Tuesday, September 6, 2011

Pitch it right

Do remember your first novel will most likely be your breakthrough work. So, how do you wow an editor?

Writing is only one part of the game, albeit the most important one. After finishing your novel, you want to see it in print and, hopefully, make a few bucks from it. In the West that would mean a literary agent. In India, though, those are few and far between. Everything is vested in the fiction editor. This month let's look at the world from the point of view of an editor.

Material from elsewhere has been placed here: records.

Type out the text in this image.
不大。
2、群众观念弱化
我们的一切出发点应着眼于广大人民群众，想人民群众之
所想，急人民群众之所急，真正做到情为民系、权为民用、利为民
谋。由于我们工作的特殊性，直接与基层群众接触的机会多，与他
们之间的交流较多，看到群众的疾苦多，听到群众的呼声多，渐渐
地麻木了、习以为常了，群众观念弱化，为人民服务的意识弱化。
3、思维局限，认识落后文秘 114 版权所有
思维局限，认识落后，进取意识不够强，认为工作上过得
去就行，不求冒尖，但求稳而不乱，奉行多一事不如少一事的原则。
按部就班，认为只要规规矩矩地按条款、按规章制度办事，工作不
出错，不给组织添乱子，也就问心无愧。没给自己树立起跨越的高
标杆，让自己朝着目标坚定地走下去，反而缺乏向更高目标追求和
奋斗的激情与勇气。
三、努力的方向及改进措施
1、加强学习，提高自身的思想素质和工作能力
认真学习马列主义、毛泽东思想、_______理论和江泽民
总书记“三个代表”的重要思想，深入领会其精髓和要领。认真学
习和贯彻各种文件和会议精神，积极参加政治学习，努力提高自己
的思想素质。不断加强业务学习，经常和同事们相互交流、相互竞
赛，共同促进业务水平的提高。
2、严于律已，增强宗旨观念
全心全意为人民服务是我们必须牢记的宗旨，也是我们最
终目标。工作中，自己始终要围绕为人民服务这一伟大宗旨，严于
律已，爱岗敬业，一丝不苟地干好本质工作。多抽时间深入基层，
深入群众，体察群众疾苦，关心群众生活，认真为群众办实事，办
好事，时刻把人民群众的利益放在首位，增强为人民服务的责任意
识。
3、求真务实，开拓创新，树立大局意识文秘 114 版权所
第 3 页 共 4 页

A former fiction editor at a noted international publishing firm recently told me she quit her job to start her own independent imprint because she was unable to publish the kinds of books she was passionate about. The reason — the brief from her bosses to acquire only certain sellers. When she joined the business in the 1990s, publishers still had a midlist which was made up of authors in which they were investing for the long run. In other words they were supporting talent in the hope that the author would deliver a big hit eventually. Hence authors like John Irving and Don DeLillo were able to survive a few flops before writing their breakthrough novels — The World According to Garp for Irving and Underworld for DeLillo. This penchant for certain sellers has now become the publishing norm, certainly for the big boys, as a result of which the midlist has shrunk considerably. So bear in mind that nowadays your first novel to be published will most likely be your breakthrough novel. And that actually might be the second or third novel you write. Very few writers get it right the first time round. Midnight's Children, for instance, was the fourth novel Salman Rushdie ever wrote. After that he was able to publish everything he had lying about in his drawers.

How do you wow an editor? Well, irrespective of the kind of novel you are writing, you have to write one hell of an opening. These are not the days of the Victorian novel a la Charles Dickens where the author could spend the first 70 pages establishing the world of the novel before making anything happen. We live in an age of short attention spans, and a fiction editor's attention span is very short indeed. So if you don't hook him or her in the first ten-to-15 pages then you are in trouble.